I would normally put a "#pragma warning" to prevent the warnings, but is there a technically better way of going about the problem. Here the issue is that the Interface implies (via naming convention) that the methods are Async and I'd like the consumer to Await my method calls for those circumstances where the concrete class can indeed make Async calls - so I dont want to split the interface into Async and non-Async calls.

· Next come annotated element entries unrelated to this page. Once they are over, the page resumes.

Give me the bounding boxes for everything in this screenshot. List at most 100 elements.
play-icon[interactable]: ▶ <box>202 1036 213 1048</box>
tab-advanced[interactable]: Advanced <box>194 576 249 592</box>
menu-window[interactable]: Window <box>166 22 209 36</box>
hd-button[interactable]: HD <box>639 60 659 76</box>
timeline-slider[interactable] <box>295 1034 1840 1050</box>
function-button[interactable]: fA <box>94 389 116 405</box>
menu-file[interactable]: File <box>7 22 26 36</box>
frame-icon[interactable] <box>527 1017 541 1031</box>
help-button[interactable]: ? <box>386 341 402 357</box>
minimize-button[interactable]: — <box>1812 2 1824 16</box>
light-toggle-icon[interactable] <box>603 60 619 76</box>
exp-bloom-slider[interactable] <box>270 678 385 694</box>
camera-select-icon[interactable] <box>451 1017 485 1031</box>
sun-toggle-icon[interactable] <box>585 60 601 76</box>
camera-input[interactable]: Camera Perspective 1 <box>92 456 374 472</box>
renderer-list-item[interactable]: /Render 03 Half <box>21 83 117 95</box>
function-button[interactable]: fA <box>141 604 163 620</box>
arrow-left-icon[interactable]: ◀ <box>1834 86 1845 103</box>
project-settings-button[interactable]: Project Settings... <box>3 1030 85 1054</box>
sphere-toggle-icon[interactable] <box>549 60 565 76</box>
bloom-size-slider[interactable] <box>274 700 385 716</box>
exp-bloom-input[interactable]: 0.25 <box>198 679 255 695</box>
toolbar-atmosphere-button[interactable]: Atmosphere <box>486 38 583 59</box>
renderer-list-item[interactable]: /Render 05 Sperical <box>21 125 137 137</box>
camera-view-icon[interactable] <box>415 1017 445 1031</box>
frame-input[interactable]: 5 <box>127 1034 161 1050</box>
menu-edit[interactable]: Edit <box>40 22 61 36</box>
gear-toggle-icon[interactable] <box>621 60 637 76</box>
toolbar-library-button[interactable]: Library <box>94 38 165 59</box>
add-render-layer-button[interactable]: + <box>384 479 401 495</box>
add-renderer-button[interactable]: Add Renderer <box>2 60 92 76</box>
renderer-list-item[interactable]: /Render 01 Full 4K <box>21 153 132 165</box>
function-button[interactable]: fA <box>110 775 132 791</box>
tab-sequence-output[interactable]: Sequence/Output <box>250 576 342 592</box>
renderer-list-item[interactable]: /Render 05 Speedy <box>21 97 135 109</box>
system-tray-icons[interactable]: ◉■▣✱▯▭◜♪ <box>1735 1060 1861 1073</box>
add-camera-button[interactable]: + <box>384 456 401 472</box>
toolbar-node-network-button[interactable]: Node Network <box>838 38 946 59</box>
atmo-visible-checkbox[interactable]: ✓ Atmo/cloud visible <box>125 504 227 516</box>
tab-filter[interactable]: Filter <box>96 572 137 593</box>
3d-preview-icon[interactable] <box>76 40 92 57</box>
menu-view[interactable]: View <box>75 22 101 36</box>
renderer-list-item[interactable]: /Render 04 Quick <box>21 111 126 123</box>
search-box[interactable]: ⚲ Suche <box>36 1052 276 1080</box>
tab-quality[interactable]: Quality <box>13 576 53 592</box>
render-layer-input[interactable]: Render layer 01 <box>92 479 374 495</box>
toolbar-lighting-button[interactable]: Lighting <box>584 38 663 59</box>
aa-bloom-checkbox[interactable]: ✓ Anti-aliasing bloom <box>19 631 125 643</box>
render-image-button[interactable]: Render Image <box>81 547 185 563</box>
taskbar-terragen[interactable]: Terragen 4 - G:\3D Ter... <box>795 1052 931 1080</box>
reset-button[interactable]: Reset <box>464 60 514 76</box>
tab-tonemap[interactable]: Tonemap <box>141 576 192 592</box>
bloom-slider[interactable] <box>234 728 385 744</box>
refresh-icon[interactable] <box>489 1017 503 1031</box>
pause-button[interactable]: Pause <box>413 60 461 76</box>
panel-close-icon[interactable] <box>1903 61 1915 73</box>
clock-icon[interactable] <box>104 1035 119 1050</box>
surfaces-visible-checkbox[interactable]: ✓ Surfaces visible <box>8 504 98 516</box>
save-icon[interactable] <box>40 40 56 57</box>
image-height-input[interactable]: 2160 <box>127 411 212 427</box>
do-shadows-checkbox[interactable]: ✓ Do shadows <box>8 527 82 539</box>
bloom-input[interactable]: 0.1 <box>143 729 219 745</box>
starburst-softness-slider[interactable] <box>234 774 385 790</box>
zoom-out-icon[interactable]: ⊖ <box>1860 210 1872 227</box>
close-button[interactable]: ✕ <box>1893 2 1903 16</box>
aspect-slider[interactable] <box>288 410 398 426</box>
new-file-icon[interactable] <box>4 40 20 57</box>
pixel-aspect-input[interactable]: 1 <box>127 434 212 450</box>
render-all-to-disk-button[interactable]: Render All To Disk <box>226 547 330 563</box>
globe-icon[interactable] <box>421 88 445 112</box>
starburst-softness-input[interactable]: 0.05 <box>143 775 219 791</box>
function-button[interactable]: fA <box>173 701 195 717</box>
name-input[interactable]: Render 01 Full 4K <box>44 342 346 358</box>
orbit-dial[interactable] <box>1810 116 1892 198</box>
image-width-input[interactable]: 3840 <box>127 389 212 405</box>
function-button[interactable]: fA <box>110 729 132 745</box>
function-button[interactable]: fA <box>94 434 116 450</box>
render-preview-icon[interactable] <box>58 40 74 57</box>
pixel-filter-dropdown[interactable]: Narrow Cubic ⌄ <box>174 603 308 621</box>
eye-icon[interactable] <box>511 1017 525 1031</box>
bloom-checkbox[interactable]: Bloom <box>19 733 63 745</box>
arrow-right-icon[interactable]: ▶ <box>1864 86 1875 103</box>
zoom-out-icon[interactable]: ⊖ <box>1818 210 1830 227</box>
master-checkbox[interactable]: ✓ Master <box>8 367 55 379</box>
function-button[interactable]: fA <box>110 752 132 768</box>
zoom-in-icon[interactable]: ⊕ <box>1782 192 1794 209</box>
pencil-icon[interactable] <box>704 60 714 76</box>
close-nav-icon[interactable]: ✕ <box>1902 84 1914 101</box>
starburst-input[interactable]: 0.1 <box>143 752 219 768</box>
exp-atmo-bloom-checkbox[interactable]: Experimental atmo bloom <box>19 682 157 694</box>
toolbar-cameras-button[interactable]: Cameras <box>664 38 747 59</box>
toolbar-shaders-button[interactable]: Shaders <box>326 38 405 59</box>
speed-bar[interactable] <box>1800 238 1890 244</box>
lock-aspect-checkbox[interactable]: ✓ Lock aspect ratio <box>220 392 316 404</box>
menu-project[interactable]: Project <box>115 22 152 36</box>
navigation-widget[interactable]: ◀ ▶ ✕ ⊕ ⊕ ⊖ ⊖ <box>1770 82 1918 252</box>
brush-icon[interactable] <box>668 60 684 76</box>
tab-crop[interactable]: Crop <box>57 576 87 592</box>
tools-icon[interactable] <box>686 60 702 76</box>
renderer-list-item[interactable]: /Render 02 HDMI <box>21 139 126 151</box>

Am I Ok to Pragma out the warnings, or is there some deeper reason for the warning that I'm not understanding.

The scenario is like this;

public interface IGetData 
{
    Task<IEnumerable<Person>> GetPeopleAsync();
}

public class GetDataViaSQLServer : IGetData
{
    public async Task<IEnumerable<Person>> GetPeopleAsync()
    {
        return await SqlCommand.ExecuteAsync("spoc_getpeople"); // Pseudo code to illustrate the async call
    }
}

public class GetDataViaMongo : IGetData
{
    public async Task<IEnumerable<Person>> GetPeopleAsync()
    {
        IEnumerable<Person> people = mongoCollection<Person>(); // Psuedocode illustrating lack of mongo async capability
        return people;
    }
}

The second class will give a compiler warning that it is declared async but has no await dependencies. The internal implementation of the two concrete classes is hidden from the consumer but the naming convention implies they should await the call return value;

IGetData dataFetcher = ioc.Resolve<IGetData>();
IEnumerable<Person> people = await dataFetcher.GetPeopleAsync();

I dont really want them to see any warnings when they compile - but (as an example) the Mongo implementation doesn support Async but the SQL Server one does. Is there a better solution than using #pragma to stop the warnings ?

5
  • 3
    You should post your code, it will make it easier to see what you mean. Commented Sep 29, 2014 at 13:51
  • 1
    I am confused by the question. If the method contains no awaits then why is it to advantage to mark it async? Do not ignore the warning. Remove the async keyword. Commented Sep 29, 2014 at 14:07
  • @EricLippert unless I'm mistaken it prevents me from needing to construct the Task by hand, leading to cleaner code. Commented Sep 29, 2014 at 14:09
  • 1
    If the method contains no awaits but you want it to return a task then just construct the task from the value. Its a single method call. Commented Sep 29, 2014 at 14:11
  • @EricLippert Ok - that seems a good enough reply. Its the same as DanBryant below. Commented Sep 29, 2014 at 14:14

1 Answer 1

2

I have a static TaskHelpers class containing this:

public static readonly Task CompletedTask = Task.FromResult<object>(null);

To create a synchronous implementation, I then just do:

    public Task MyMethodAsync()
    {
        //... Do stuff ...
        return TaskHelpers.CompletedTask;
    }

I use the helper class just to cache the completed task. Thankfully 'await' uses a fast path for already-completed tasks, so the performance impact is not bad.